Some exceptions are allowed. For example, countries can set up a free trade agreement that applies only to goods traded within the group — discriminating against goods from outside. Or they can give developing countries special access to their markets. Or a country can raise barriers against products that are considered to be traded unfairly from specific countries. And in services, countries are allowed, in limited circumstances, to discriminate. But the agreements only permit these exceptions under strict conditions. In general, MFN means that every time a country lowers a trade barrier or opens up a market, it has to do so for the same goods or services from all its trading partners — whether rich or poor, weak or strong.
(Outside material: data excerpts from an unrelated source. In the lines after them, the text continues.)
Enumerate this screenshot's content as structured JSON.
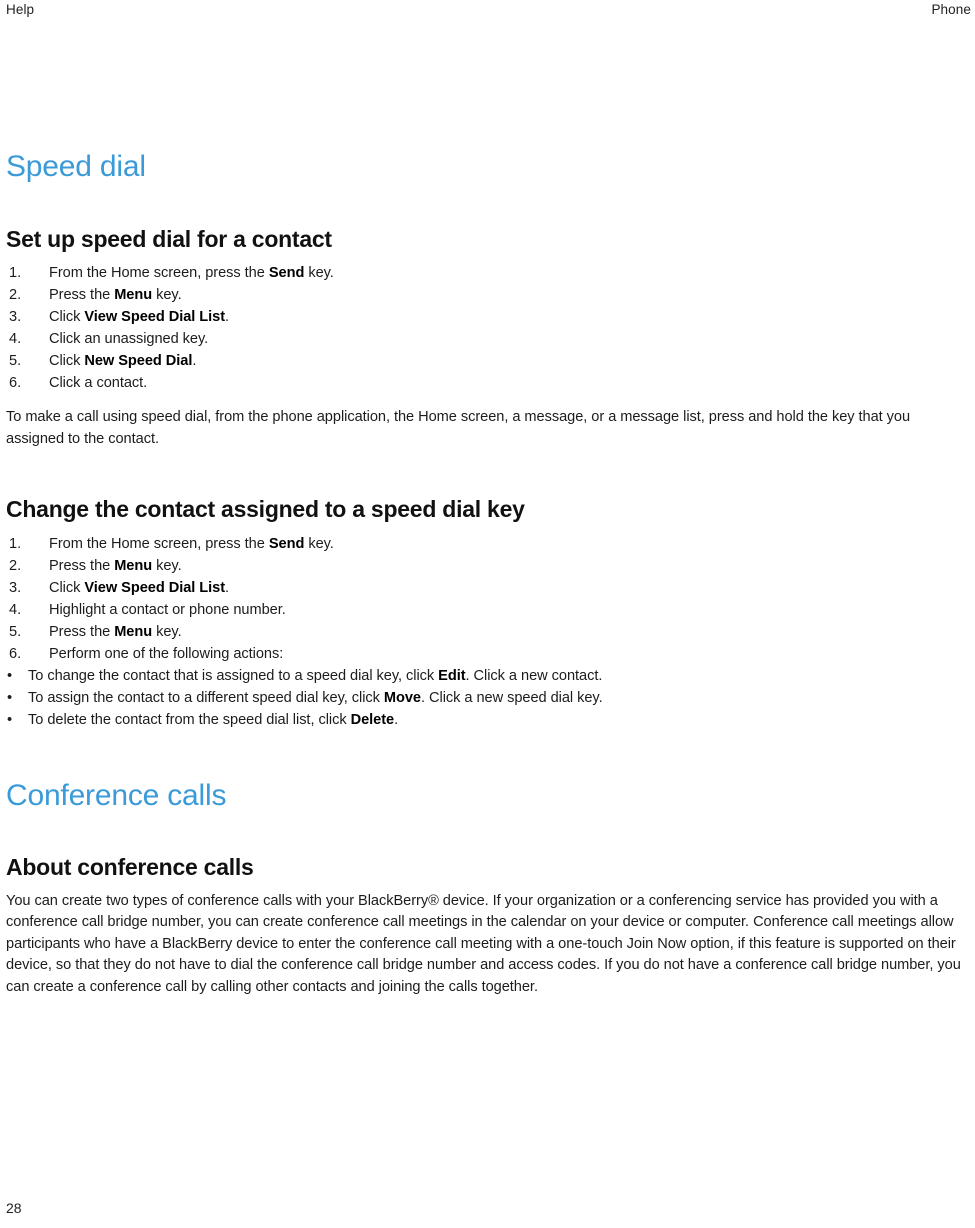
{
  "running_head": {
    "left": "Help",
    "right": "Phone"
  },
  "page_number": "28",
  "colors": {
    "chapter_heading": "#3b9ad8",
    "body_text": "#1c1c1c",
    "page_background": "#ffffff"
  },
  "sections": [
    {
      "chapter_title": "Speed dial",
      "topics": [
        {
          "heading": "Set up speed dial for a contact",
          "steps": [
            {
              "num": "1.",
              "parts": [
                {
                  "text": "From the Home screen, press the ",
                  "bold": false
                },
                {
                  "text": "Send",
                  "bold": true
                },
                {
                  "text": " key.",
                  "bold": false
                }
              ]
            },
            {
              "num": "2.",
              "parts": [
                {
                  "text": "Press the ",
                  "bold": false
                },
                {
                  "text": "Menu",
                  "bold": true
                },
                {
                  "text": " key.",
                  "bold": false
                }
              ]
            },
            {
              "num": "3.",
              "parts": [
                {
                  "text": "Click ",
                  "bold": false
                },
                {
                  "text": "View Speed Dial List",
                  "bold": true
                },
                {
                  "text": ".",
                  "bold": false
                }
              ]
            },
            {
              "num": "4.",
              "parts": [
                {
                  "text": "Click an unassigned key.",
                  "bold": false
                }
              ]
            },
            {
              "num": "5.",
              "parts": [
                {
                  "text": "Click ",
                  "bold": false
                },
                {
                  "text": "New Speed Dial",
                  "bold": true
                },
                {
                  "text": ".",
                  "bold": false
                }
              ]
            },
            {
              "num": "6.",
              "parts": [
                {
                  "text": "Click a contact.",
                  "bold": false
                }
              ]
            }
          ],
          "paragraph": "To make a call using speed dial, from the phone application, the Home screen, a message, or a message list, press and hold the key that you assigned to the contact."
        },
        {
          "heading": "Change the contact assigned to a speed dial key",
          "steps": [
            {
              "num": "1.",
              "parts": [
                {
                  "text": "From the Home screen, press the ",
                  "bold": false
                },
                {
                  "text": "Send",
                  "bold": true
                },
                {
                  "text": " key.",
                  "bold": false
                }
              ]
            },
            {
              "num": "2.",
              "parts": [
                {
                  "text": "Press the ",
                  "bold": false
                },
                {
                  "text": "Menu",
                  "bold": true
                },
                {
                  "text": " key.",
                  "bold": false
                }
              ]
            },
            {
              "num": "3.",
              "parts": [
                {
                  "text": "Click ",
                  "bold": false
                },
                {
                  "text": "View Speed Dial List",
                  "bold": true
                },
                {
                  "text": ".",
                  "bold": false
                }
              ]
            },
            {
              "num": "4.",
              "parts": [
                {
                  "text": "Highlight a contact or phone number.",
                  "bold": false
                }
              ]
            },
            {
              "num": "5.",
              "parts": [
                {
                  "text": "Press the ",
                  "bold": false
                },
                {
                  "text": "Menu",
                  "bold": true
                },
                {
                  "text": " key.",
                  "bold": false
                }
              ]
            },
            {
              "num": "6.",
              "parts": [
                {
                  "text": "Perform one of the following actions:",
                  "bold": false
                }
              ]
            }
          ],
          "substeps": {
            "bullet_glyph": "•",
            "items": [
              {
                "parts": [
                  {
                    "text": "To change the contact that is assigned to a speed dial key, click ",
                    "bold": false
                  },
                  {
                    "text": "Edit",
                    "bold": true
                  },
                  {
                    "text": ". Click a new contact.",
                    "bold": false
                  }
                ]
              },
              {
                "parts": [
                  {
                    "text": "To assign the contact to a different speed dial key, click ",
                    "bold": false
                  },
                  {
                    "text": "Move",
                    "bold": true
                  },
                  {
                    "text": ". Click a new speed dial key.",
                    "bold": false
                  }
                ]
              },
              {
                "parts": [
                  {
                    "text": "To delete the contact from the speed dial list, click ",
                    "bold": false
                  },
                  {
                    "text": "Delete",
                    "bold": true
                  },
                  {
                    "text": ".",
                    "bold": false
                  }
                ]
              }
            ]
          }
        }
      ]
    },
    {
      "chapter_title": "Conference calls",
      "topics": [
        {
          "heading": "About conference calls",
          "paragraph": "You can create two types of conference calls with your BlackBerry® device. If your organization or a conferencing service has provided you with a conference call bridge number, you can create conference call meetings in the calendar on your device or computer. Conference call meetings allow participants who have a BlackBerry device to enter the conference call meeting with a one-touch Join Now option, if this feature is supported on their device, so that they do not have to dial the conference call bridge number and access codes. If you do not have a conference call bridge number, you can create a conference call by calling other contacts and joining the calls together."
        }
      ]
    }
  ]
}
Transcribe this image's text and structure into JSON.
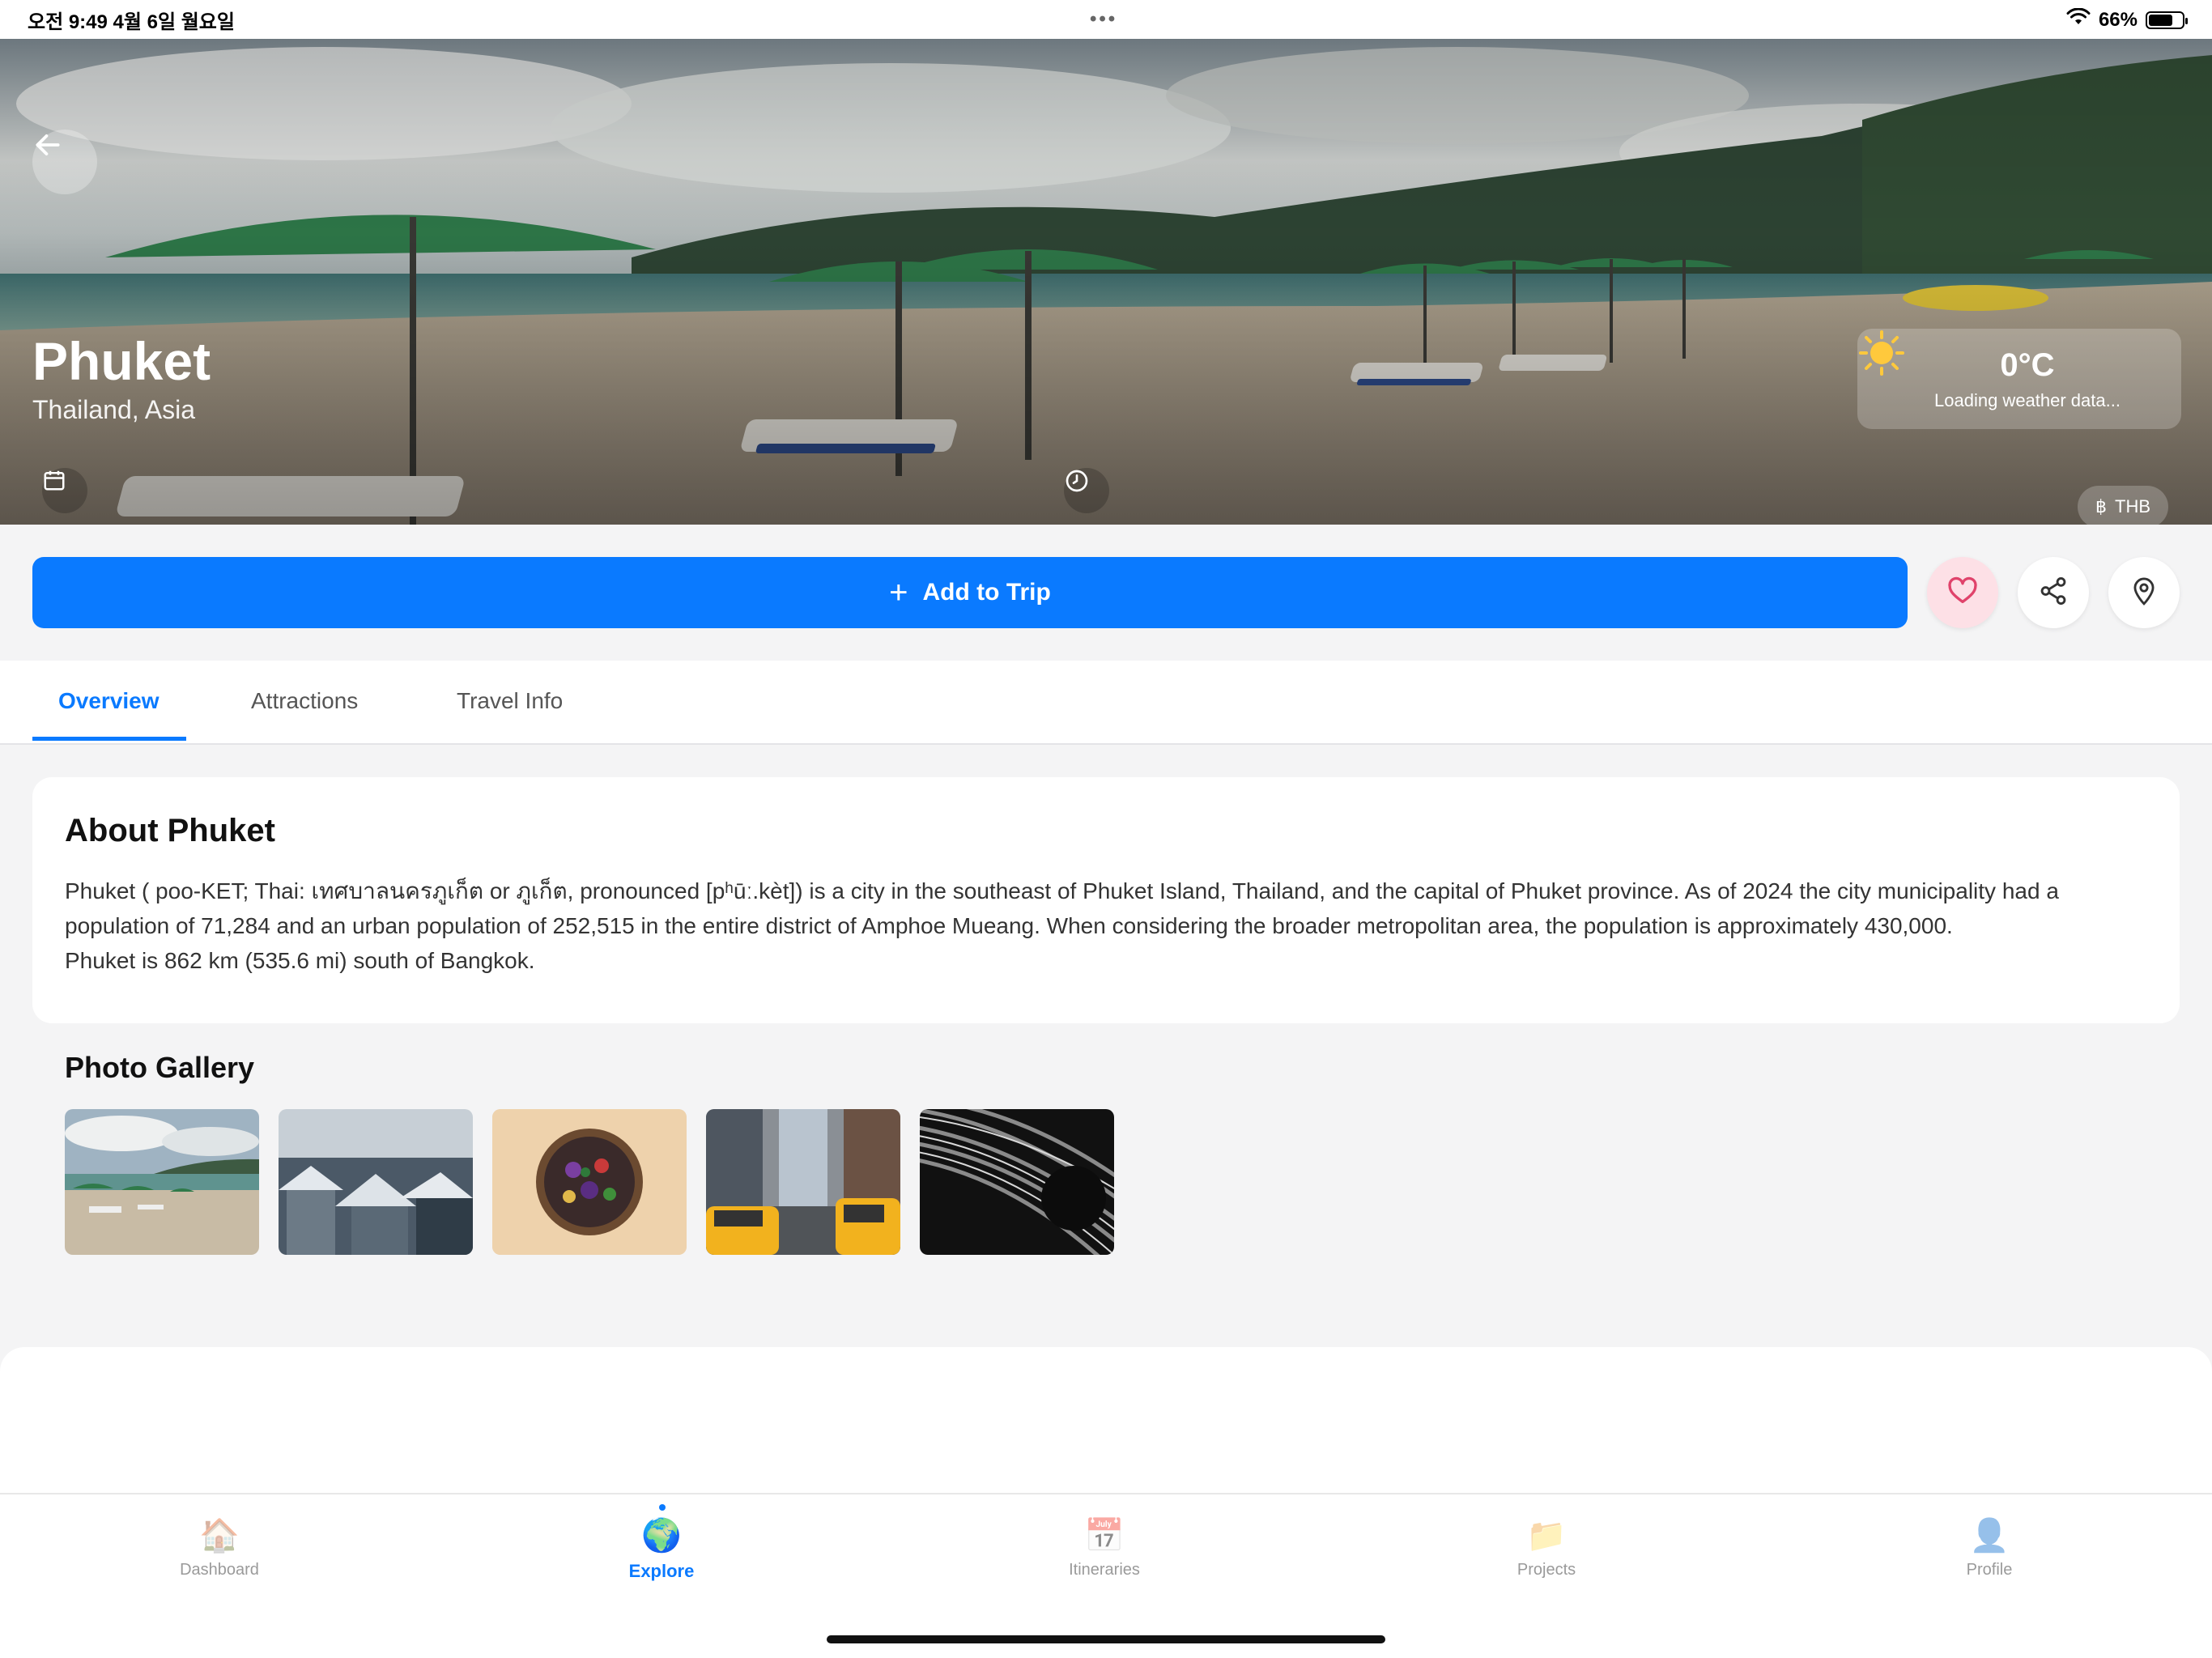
{
  "status_bar": {
    "time": "오전 9:49  4월 6일 월요일",
    "dots": "•••",
    "battery_percent": "66%",
    "battery_level": 0.66
  },
  "hero": {
    "title": "Phuket",
    "subtitle": "Thailand, Asia",
    "weather": {
      "temperature": "0°C",
      "status": "Loading weather data...",
      "icon": "sun-icon"
    },
    "currency": "THB",
    "currency_symbol": "฿"
  },
  "actions": {
    "add_to_trip": "Add to Trip",
    "plus": "+"
  },
  "tabs": [
    "Overview",
    "Attractions",
    "Travel Info"
  ],
  "about": {
    "title": "About Phuket",
    "body_lines": [
      "Phuket ( poo-KET; Thai: เทศบาลนครภูเก็ต or ภูเก็ต, pronounced [pʰūː.kèt]) is a city in the southeast of Phuket Island, Thailand, and the capital of Phuket province. As of 2024 the city municipality had a",
      "population of 71,284 and an urban population of 252,515 in the entire district of Amphoe Mueang. When considering the broader metropolitan area, the population is approximately 430,000.",
      "Phuket is 862 km (535.6 mi) south of Bangkok."
    ]
  },
  "gallery": {
    "title": "Photo Gallery",
    "photos": [
      "beach",
      "snowy-city",
      "food-bowl",
      "city-taxis",
      "abstract-pattern"
    ]
  },
  "tabbar": [
    {
      "label": "Dashboard",
      "icon": "🏠"
    },
    {
      "label": "Explore",
      "icon": "🌍"
    },
    {
      "label": "Itineraries",
      "icon": "📅"
    },
    {
      "label": "Projects",
      "icon": "📁"
    },
    {
      "label": "Profile",
      "icon": "👤"
    }
  ],
  "colors": {
    "accent": "#0a7aff",
    "favorite_bg": "#fde0e6",
    "favorite_icon": "#e0436b"
  }
}
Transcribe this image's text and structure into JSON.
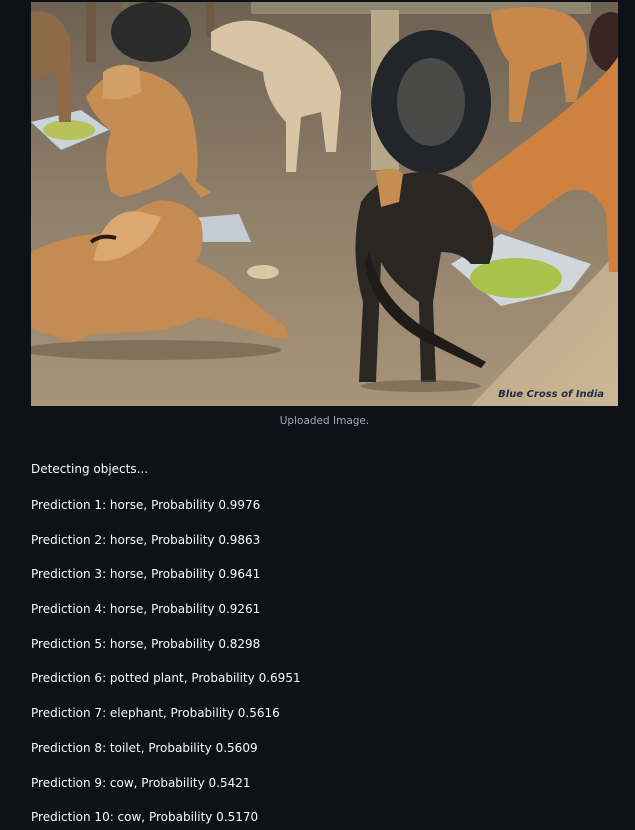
{
  "image": {
    "watermark": "Blue Cross of India",
    "caption": "Uploaded Image."
  },
  "status_text": "Detecting objects...",
  "predictions": [
    "Prediction 1: horse, Probability 0.9976",
    "Prediction 2: horse, Probability 0.9863",
    "Prediction 3: horse, Probability 0.9641",
    "Prediction 4: horse, Probability 0.9261",
    "Prediction 5: horse, Probability 0.8298",
    "Prediction 6: potted plant, Probability 0.6951",
    "Prediction 7: elephant, Probability 0.5616",
    "Prediction 8: toilet, Probability 0.5609",
    "Prediction 9: cow, Probability 0.5421",
    "Prediction 10: cow, Probability 0.5170"
  ],
  "colors": {
    "background": "#0e1117",
    "text": "#fafafa",
    "caption": "#a3a8b4"
  }
}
2. National treatment: Treating foreigners and locals equally imported and locally-produced goods should be treated equally — at least after the foreign goods have entered the market. The same should apply to foreign and domestic services, and to foreign and local trademarks, copyrights and patents. This principle of “national treatment” (giving others the same treatment as one’s own nationals) is also found in all the three main WTO agreements (Article 3 of GATT, Article 17 of GATS and Article 3 of TRIPS), although once again the principle is handled slightly differently in each of these.
National treatment only applies once a product, service or item of intellectual property has entered the market. Therefore, charging customs duty on an import is not a violation of national treatment even if locally-produced products are not charged an equivalent tax.
C. TRIPARTITE FREE TRADE AGREEMENT
The Tripartite Free Trade Area (TFTA) is a proposed African free trade agreement between the Common Market for Eastern and Southern Africa (COMESA), Southern African Development Community (SADC) and East African Community (EAC).
On June 10, 2015 the deal was signed in Egypt and will be unveiled at the 25th African Union Summit in South Africa.
Malawi is a signatory to this agreement.